First of all, with this setup, $S$ is automatically disconnected by its real points: take the preimages of the upper and lower hemispheres of $\mathbb{CP}^1$. So it is the case that

$(1)\ \ \eta(S) = g(S) + 1 \ (\mathrm{mod} \ 2).$

Let’s pick a base point $z \in \mathbb{RP}^1$; its preimage consists of $d = \deg(f)$ real points. We have the monodromy action

$\pi_1(\mathbb{RP}^1) \times f^{-1}(z) \to f^{-1}(z),$

which is an action of $\mathbb{Z}$ on a set of size $d$, i.e. a permutation $\omega \in S_d$. Moreover, the number of orbits of $\omega$ is the number of real connected components of $S(\mathbb{R})$.

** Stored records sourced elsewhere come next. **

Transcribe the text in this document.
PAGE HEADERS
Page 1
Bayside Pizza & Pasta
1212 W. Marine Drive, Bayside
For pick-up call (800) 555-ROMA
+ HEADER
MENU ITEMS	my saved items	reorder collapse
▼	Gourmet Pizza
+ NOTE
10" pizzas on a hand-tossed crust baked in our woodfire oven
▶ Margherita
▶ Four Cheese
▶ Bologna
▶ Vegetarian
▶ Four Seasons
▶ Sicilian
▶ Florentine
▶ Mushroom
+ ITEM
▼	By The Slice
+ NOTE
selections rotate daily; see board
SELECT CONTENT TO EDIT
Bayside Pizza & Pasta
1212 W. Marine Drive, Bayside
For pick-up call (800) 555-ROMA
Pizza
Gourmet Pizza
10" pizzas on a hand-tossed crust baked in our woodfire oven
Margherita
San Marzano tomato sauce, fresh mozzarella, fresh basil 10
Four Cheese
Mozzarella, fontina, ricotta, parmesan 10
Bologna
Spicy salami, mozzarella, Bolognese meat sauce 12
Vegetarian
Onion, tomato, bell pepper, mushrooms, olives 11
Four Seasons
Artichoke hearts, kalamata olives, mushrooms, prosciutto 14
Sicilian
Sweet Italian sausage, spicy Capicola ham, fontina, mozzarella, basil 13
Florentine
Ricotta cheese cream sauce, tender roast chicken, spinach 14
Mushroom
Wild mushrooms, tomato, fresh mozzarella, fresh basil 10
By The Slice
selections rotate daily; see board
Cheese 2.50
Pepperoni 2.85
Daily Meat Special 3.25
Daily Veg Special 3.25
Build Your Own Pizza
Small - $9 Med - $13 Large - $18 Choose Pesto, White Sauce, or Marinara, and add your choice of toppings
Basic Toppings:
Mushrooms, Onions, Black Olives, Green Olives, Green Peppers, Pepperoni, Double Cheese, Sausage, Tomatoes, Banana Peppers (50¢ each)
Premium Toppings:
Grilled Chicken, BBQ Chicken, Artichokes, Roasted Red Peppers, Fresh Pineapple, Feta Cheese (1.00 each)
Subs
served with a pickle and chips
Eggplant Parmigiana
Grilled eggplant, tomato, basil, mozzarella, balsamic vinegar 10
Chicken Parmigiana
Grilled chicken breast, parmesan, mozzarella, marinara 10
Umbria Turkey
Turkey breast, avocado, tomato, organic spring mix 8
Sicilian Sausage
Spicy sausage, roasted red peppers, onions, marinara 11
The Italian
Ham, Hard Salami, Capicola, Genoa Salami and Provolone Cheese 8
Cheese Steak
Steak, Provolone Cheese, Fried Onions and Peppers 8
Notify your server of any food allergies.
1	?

Fact. Let $\omega \in S_d$ be a permutation with cycle type $\lambda_1, \ldots, \lambda_k$. We have

$(2)\ \ \#\mathrm{orbits}(\omega) = d - \sum (\lambda_i - 1) \equiv d - \mathrm{sign}(\omega)\ (\mathrm{mod}\ 2),$

where the sign of a permutation is 0 or 1.

Finally, we have the Riemann-Hurwitz formula, which in this case says

$(3)\ \ g(S) - 1 = -d + \frac{1}{2}deg(R),$

where $R$ is the ramification divisor on $S$, that is, the formal sum of the ramification points (with multiplicity).

Combining equations (1), (2) and (3) gives the following intriguing numerical fact:

$\frac{1}{2} \deg(R) \equiv \sum (\lambda_i - 1) \equiv \mathrm{sign}(\omega) \ (\mathrm{mod}\ 2).$

The quantity $\frac{1}{2} \deg(R)$ has an important geometrical meaning here: all the ramification points of $f$ occur in complex conjugate pairs, so this is the number of complex conjugate pairs of ramification points.

So, my question is: what does this mean? Is there a simple topological phenomenon linking pairs of ramification points to (sizes of) monodromy orbits? Ideally, I would like a phenomenon that isn’t just mod 2.